Dana’s Response: I’m still trying to figure out how a low carb diet is supposed to cause hyper- and hypotension at the same time. As for electrolytes, why would we be short on them? We salt our food – at least most of us do. We eat plenty of vegetables for potassium (though interestingly, many types of flesh foods are also excellent potassium sources; look up pork.) We eat cheese freely, supplying calcium, and many of us also eat plain yogurt. (Some of us also save all our bones to make bone broth.) We snack on nuts and seeds, rich in magnesium. So much for needing concentrated carbs to get our electrolytes.
10) Article claims: Ketosis – unhealthful state recognized by keto-breath condition described as cross between nail polish remover and over-ripe pineapple from low carbohydrate diet.
Dana’s Response: As for ketosis being unhealthy, if it is, the Eskimos were unhealthy all the time for centuries, possibly millennia. Furthermore, multi-university, multi-national studies indicate that hunter-gatherers obtained half their calories from animal foods, and most of the rest from vegetables, wild fruit in season, and nuts and seeds – in other words, a low carbohydrate diet. Ketosis is the natural state of mankind. And just as well – if it weren’t, our ancestors would have been unable to come up with enough energy to hunt and gather while hungry, and we wouldn’t be here.
It’s clear that Rick Cotrell, the “lifestyle counselor” who wrote the original article, has done no actual research regarding low carb diets. I’m guessing he hasn’t even bothered reading any of Dr. Atkins’ books, nor any of the many good low carb books out there. It’s overwhelmingly clear he hasn’t bothered actually reading the medical studies, or even the abstracts. It doesn’t even sound like he’s bothered to talk to any actual low carb dieters. Like so many other low carb detractors, he’s simply parroting the talking points he’s heard again and again, setting up straw men so he can knock them down.
Further, if you click through to his diet plan website, he’s selling some sort of probiotic supplement which he claims will cause weight loss. How, exactly, this differs from eating the yogurt that is a part of so many low carbers’ diets is anybody’s guess. But it is clear that Mr. Cotrell has his own axe to grind, and isn’t going to be dissuaded by a little thing like facts.
* What do I mean by a high fat diet? Low carbers may or may not wind up eating more fat than they did before going low carb, depending on whether they were previously on a low fat diet. Regardless, fat as a fraction of the diet will be increased, simply because carbohydrate is lowered.

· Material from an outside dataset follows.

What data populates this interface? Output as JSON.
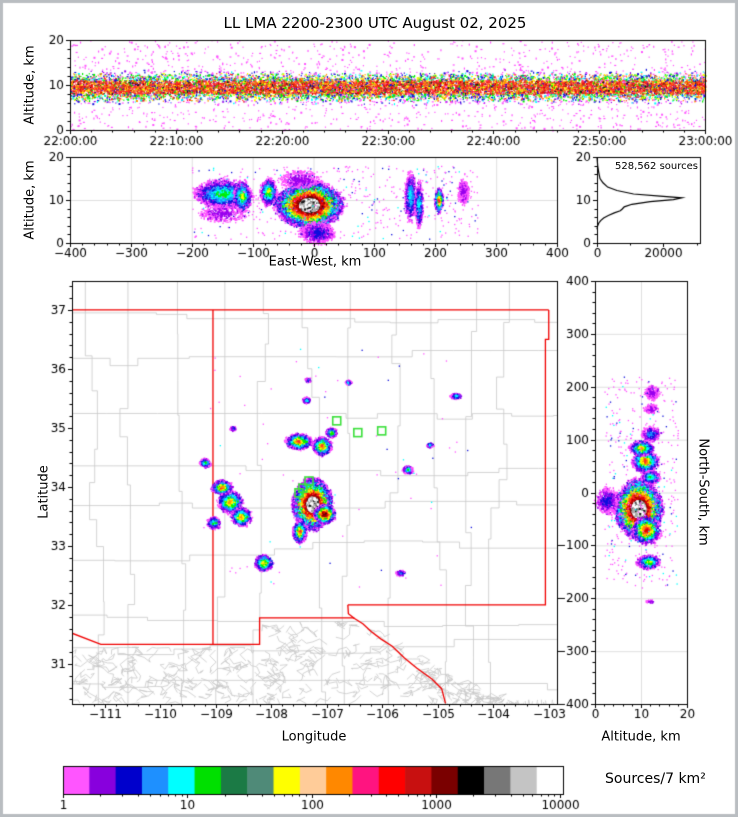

Look at it this way: Let’s say you’re eating 1800 calories per day – a pretty average calorie intake for me — and you’re getting 120 grams of protein and 40 grams of carbohydrate. That comes to just 640 calories. So 1160 calories will be coming from fat – 128 grams of fat. That means that as a fraction, you’ll be getting 71% of your calories from fat. (Actually, in my case the fat fraction would be a little smaller, since I get about 250 calories from dry red wine most days. But you see my point.)
Yet the average American gets over 2500 calories per day. With 45% of calories, on average, coming from fat, that means that most people are eating about the same actual number of fat grams as our typical low carber. It’s just because the carbohydrate fraction of the pie is so much higher that the fat percentage is lower.